Widerrufsbutton ab 19. Juni 2026: Betrifft das Ihre Website?
Ab dem 19. Juni 2026 müssen viele Unternehmen, die online Verträge mit Verbrauchern abschließen, eine zusätzliche elektronische Widerrufsmöglichkeit bereitstellen – den sogenannten Widerrufsbutton.
Doch nicht jede Website ist automatisch betroffen.
Was ist der Widerrufsbutton?
Der Gesetzgeber möchte Verbrauchern ermöglichen, online geschlossene Verträge ebenso einfach zu widerrufen, wie sie abgeschlossen wurden.
Betroffene Unternehmen müssen daher künftig eine gut sichtbare Funktion „Vertrag widerrufen“ bereitstellen. Diese führt zu einem Formular, über das der Widerruf elektronisch erklärt werden kann.
Wichtig: Der Widerrufsbutton ersetzt nicht die bestehende Widerrufsbelehrung oder das Muster-Widerrufsformular.
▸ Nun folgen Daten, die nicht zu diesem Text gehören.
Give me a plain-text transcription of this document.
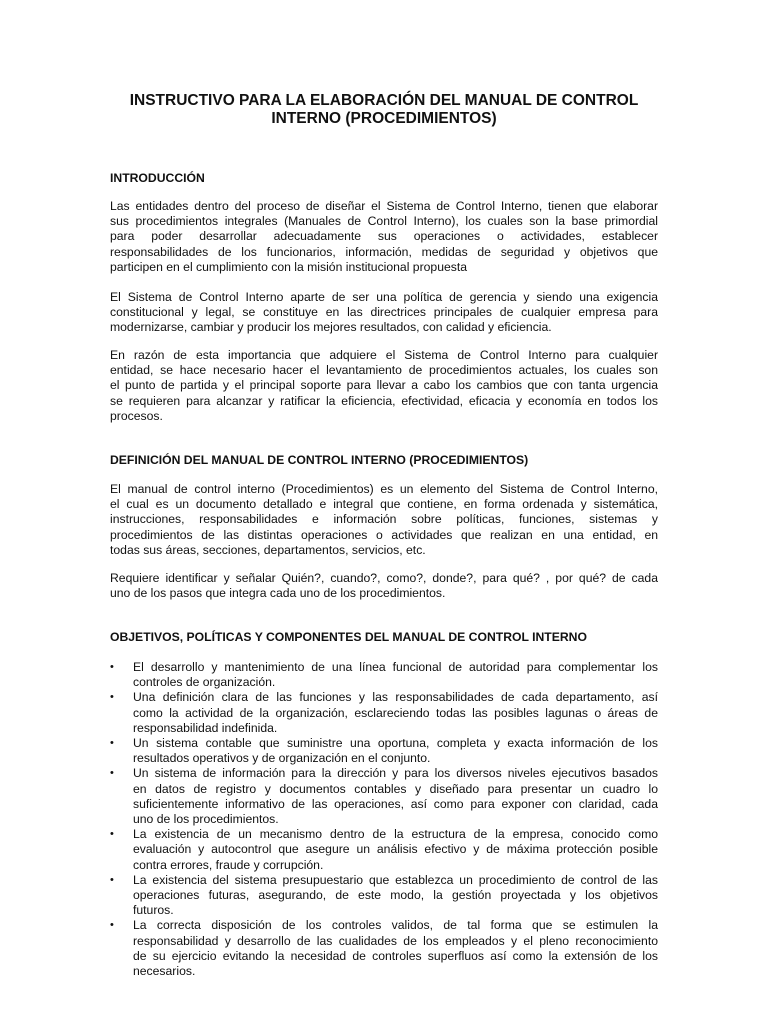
INSTRUCTIVO PARA LA ELABORACIÓN DEL MANUAL DE CONTROL
INTERNO (PROCEDIMIENTOS)
INTRODUCCIÓN
Las entidades dentro del proceso de diseñar el Sistema de Control Interno, tienen que elaborar
sus procedimientos integrales (Manuales de Control Interno), los cuales son la base primordial
para poder desarrollar adecuadamente sus operaciones o actividades, establecer
responsabilidades de los funcionarios, información, medidas de seguridad y objetivos que
participen en el cumplimiento con la misión institucional propuesta
El Sistema de Control Interno aparte de ser una política de gerencia y siendo una exigencia
constitucional y legal, se constituye en las directrices principales de cualquier empresa para
modernizarse, cambiar y producir los mejores resultados, con calidad y eficiencia.
En razón de esta importancia que adquiere el Sistema de Control Interno para cualquier
entidad, se hace necesario hacer el levantamiento de procedimientos actuales, los cuales son
el punto de partida y el principal soporte para llevar a cabo los cambios que con tanta urgencia
se requieren para alcanzar y ratificar la eficiencia, efectividad, eficacia y economía en todos los
procesos.
DEFINICIÓN DEL MANUAL DE CONTROL INTERNO (PROCEDIMIENTOS)
El manual de control interno (Procedimientos) es un elemento del Sistema de Control Interno,
el cual es un documento detallado e integral que contiene, en forma ordenada y sistemática,
instrucciones, responsabilidades e información sobre políticas, funciones, sistemas y
procedimientos de las distintas operaciones o actividades que realizan en una entidad, en
todas sus áreas, secciones, departamentos, servicios, etc.
Requiere identificar y señalar Quién?, cuando?, como?, donde?, para qué? , por qué? de cada
uno de los pasos que integra cada uno de los procedimientos.
OBJETIVOS, POLÍTICAS Y COMPONENTES DEL MANUAL DE CONTROL INTERNO
• El desarrollo y mantenimiento de una línea funcional de autoridad para complementar los
controles de organización.
• Una definición clara de las funciones y las responsabilidades de cada departamento, así
como la actividad de la organización, esclareciendo todas las posibles lagunas o áreas de
responsabilidad indefinida.
• Un sistema contable que suministre una oportuna, completa y exacta información de los
resultados operativos y de organización en el conjunto.
• Un sistema de información para la dirección y para los diversos niveles ejecutivos basados
en datos de registro y documentos contables y diseñado para presentar un cuadro lo
suficientemente informativo de las operaciones, así como para exponer con claridad, cada
uno de los procedimientos.
• La existencia de un mecanismo dentro de la estructura de la empresa, conocido como
evaluación y autocontrol que asegure un análisis efectivo y de máxima protección posible
contra errores, fraude y corrupción.
• La existencia del sistema presupuestario que establezca un procedimiento de control de las
operaciones futuras, asegurando, de este modo, la gestión proyectada y los objetivos
futuros.
• La correcta disposición de los controles validos, de tal forma que se estimulen la
responsabilidad y desarrollo de las cualidades de los empleados y el pleno reconocimiento
de su ejercicio evitando la necesidad de controles superfluos así como la extensión de los
necesarios.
Die neuen Anforderungen kommen zusätzlich hinzu.
Wer sollte jetzt prüfen, ob Handlungsbedarf besteht?
Typische Beispiele für die Notwendigkeit einer Widerrufslösung mit Button sind z.B.
Online-Shops: Wenn Waren oder Dienstleistungen direkt online bestellt werden können, besteht häufig Handlungsbedarf.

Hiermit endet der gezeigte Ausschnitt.